Malcolm Turnbull says the Albanese government has failed to answer fundamental questions about the Aukus nuclear submarine pact, including whether the arrangement with the US and Britain compromises Australian sovereignty.

Responding to a new signal from Anthony Albanese that Labor would have pursued the contentious agreement had he been in power at the time Scott Morrison landed the pact, the former prime minister said Australians were entitled to know the answer to basic questions, like whether we could operate our own military assets.

“Australians should reasonably expect that military capabilities acquired by their government should be sovereign capabilities,” Turnbull said on Thursday. “In all my time in government we understood a sovereign capability as being one that can be deployed, sustained and maintained by the Australian government in Australia.

Anthony Albanese says he would likely have signed up to Aukus if he had been PM at the time.

“So the question on US-built nuclear-powered submarines is simply this: can they be operated, sustained and maintained by Australia without the support or supervision of the US Navy?

“If the answer is that US Navy assistance will be required that would mean, in any normal understanding of the term, that they are not Australian sovereign capabilities but rather that sovereignty would be shared with the US.

“If that is the case then this acquisition will be a momentous change which has not been acknowledged let alone debated.”

Turnbull has been raising this risk since the Morrison government reached agreement on the submarine proposal with Joe Biden and the then British prime minister Boris Johnson.

The former Labor prime minister Paul Keating has articulated very similar concerns, which has been an ongoing point of friction between himself and the current government.

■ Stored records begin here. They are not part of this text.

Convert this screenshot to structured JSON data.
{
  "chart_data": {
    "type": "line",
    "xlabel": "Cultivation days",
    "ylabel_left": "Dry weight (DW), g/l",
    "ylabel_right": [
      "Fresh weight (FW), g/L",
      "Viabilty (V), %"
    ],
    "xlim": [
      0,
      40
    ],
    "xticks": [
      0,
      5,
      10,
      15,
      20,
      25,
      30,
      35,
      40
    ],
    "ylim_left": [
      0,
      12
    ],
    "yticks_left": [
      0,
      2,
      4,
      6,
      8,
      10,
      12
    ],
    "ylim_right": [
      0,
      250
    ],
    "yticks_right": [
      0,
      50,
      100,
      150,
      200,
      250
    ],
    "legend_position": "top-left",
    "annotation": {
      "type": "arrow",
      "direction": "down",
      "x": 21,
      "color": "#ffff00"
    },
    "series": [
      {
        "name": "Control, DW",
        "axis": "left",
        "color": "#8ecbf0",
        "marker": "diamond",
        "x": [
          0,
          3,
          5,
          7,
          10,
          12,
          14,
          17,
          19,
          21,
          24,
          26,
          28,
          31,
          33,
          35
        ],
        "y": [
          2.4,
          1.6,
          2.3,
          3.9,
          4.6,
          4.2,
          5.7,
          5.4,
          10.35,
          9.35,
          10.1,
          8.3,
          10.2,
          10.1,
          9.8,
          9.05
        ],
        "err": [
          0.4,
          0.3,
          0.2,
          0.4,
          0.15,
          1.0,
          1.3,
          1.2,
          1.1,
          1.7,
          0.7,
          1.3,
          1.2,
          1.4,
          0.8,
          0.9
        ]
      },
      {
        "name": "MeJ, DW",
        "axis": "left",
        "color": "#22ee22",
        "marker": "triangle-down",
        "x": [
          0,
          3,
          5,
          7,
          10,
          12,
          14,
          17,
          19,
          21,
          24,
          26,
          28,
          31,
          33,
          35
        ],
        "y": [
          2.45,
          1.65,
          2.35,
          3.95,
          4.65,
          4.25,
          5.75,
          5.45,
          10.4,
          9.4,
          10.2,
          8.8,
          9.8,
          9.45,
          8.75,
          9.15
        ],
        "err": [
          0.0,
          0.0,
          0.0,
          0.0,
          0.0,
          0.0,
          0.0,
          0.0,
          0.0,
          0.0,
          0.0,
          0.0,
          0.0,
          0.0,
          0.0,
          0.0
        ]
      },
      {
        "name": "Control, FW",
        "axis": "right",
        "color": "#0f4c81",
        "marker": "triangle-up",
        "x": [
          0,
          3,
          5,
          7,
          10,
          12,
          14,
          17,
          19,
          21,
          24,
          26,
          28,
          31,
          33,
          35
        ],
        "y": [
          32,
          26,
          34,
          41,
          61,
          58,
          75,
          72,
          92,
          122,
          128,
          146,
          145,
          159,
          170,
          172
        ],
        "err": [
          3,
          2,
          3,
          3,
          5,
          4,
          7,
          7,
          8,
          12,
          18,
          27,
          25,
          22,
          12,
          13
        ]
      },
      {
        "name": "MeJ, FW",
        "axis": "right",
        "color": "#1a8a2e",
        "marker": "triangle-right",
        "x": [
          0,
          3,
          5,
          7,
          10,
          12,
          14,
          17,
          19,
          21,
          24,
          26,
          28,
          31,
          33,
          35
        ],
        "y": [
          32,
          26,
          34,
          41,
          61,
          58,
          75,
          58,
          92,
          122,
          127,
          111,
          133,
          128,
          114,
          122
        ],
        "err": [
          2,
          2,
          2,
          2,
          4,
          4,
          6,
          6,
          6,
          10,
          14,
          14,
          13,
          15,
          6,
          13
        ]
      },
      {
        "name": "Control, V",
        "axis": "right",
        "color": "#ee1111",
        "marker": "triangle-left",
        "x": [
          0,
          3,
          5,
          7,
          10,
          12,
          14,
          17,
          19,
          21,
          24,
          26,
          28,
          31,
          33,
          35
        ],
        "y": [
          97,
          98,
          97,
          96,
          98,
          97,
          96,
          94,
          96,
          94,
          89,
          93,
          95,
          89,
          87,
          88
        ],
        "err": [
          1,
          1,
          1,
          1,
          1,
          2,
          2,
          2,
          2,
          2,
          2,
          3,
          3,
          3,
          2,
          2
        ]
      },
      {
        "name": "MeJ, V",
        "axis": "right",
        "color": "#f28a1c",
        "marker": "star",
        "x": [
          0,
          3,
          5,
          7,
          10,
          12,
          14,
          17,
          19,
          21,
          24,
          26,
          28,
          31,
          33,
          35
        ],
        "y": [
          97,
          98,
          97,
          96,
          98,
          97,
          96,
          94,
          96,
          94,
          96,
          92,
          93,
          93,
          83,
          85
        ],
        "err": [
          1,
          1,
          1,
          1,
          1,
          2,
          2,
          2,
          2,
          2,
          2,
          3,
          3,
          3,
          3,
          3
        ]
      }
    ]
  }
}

Last October Keating said: “Because they’re nuclear submarines, they cannot be fielded without the technical support of the United States.

“If there’s interoperability it means our sovereignty, our freedom of decision and movement, is simply subordinated to the United States. No self-respecting Australian should ever put their hand up for our sovereignty being so wilfully suborned in this way.”

During a separate outing at the National Press Club in 2021, the former PM blasted both major Australian political parties for backing Aukus, arguing the plan was all about hawkish national security advisers who “can’t wait to get the staplers back on to the Americans”.

Aukus was championed by Morrison, who had claimed in the run-up to the 2022 election that “only this government would have initiated” it. Labor endorsed the arrangement in opposition despite concern from several neighbours in the region, including Indonesia and Malaysia, that it would help fuel a regional arms race.